Because although it is obvious that the king is God in the story, it is not so obvious who the servant is.

Maybe the servant in the story is the person who has hurt us.

If so then we don’t need to do anything, we don’t need to worry about anything, because God will find out in the end and the bad guy will be sorted out by God.

But maybe, and I think this is what Jesus was afraid of.

That the servant is Peter, the servant is us.

And if the servant is us then Jesus is warning us what we let into our heart.

For we have a choice.

If our heart is led by what we believe God has done for us, if our main thoughts are about how God has been and continues to be so generous to us...then our hearts can be full of compassion and joy and forgiveness. We can treat others the way God has treated us.

Now that doesn’t mean that we allow others to abuse us.

It doesn’t help others if we allow them to make us a door mat.

We can set boundaries.

We can put conditions of behaviour on our relationship.

We can even divorce or withhold from seeing them if that is what is needed.

But we don’t give up on them.

Because of we do then we fill our heart with other things.

Instead of our heart thinking of how good God has been to us.

We let their hurt and evil create hatred in our heart.

Instead of compassion in our heart we feel the need for vengeance.

Instead of wanting the best for that person we want the worst.

Instead of joy being in our heart we feel anger.

And Jesus cared more about our heart, Peter’s heart, than he cared about what was happening to us.

Because what happens to us in this world is short term, what happens to our heart is eternal.

So, hard as it is, when folk sin against us, we never give up on them, we never let them change our heart, we keep it full of the love and compassion that it should have.

Because God didn't create us to be victims, he created us to be beloved children.

And if we let hatred and vengeance and anger into our heart, then we become another victim, we become like those who have hurt us, we build walls round ourselves to prevent ourselves being hurt again, we isolate ourselves and stop others from being there for us, we stop being the child of God, the child of fellowship and community that we were created to be.

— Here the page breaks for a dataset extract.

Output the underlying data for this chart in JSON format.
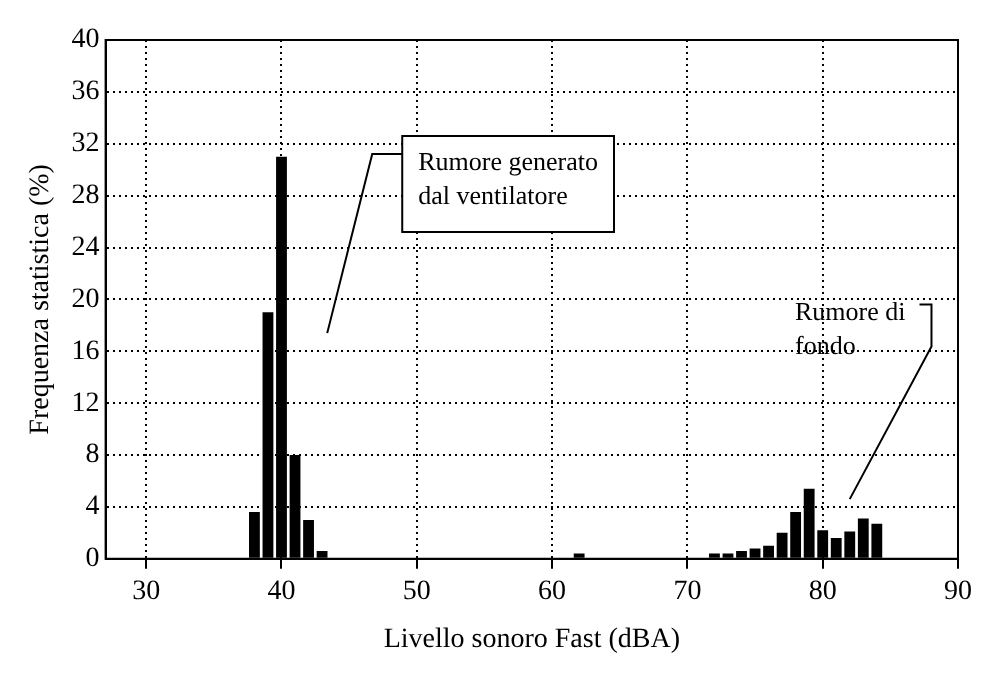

We create a castle round ourselves to protect ourselves. But that castle cuts off everyone else, and soon the castle has become no more than a prison of our own making.

How many times should I forgive my brother who keeps on sinning against me?

That depends on what type of life you want to live.

If you want to be like him, if you want to be exactly like that brother who cares so little for others...then never forgive him. For your heart will grow through anger and hatred to become just like his.

But then what is your heart worth?

God felt your heart was worthy of forgiveness, of a second chance, of feeling compassion and hope, love and joy.

Maybe we should have the courage to let those things into our heart?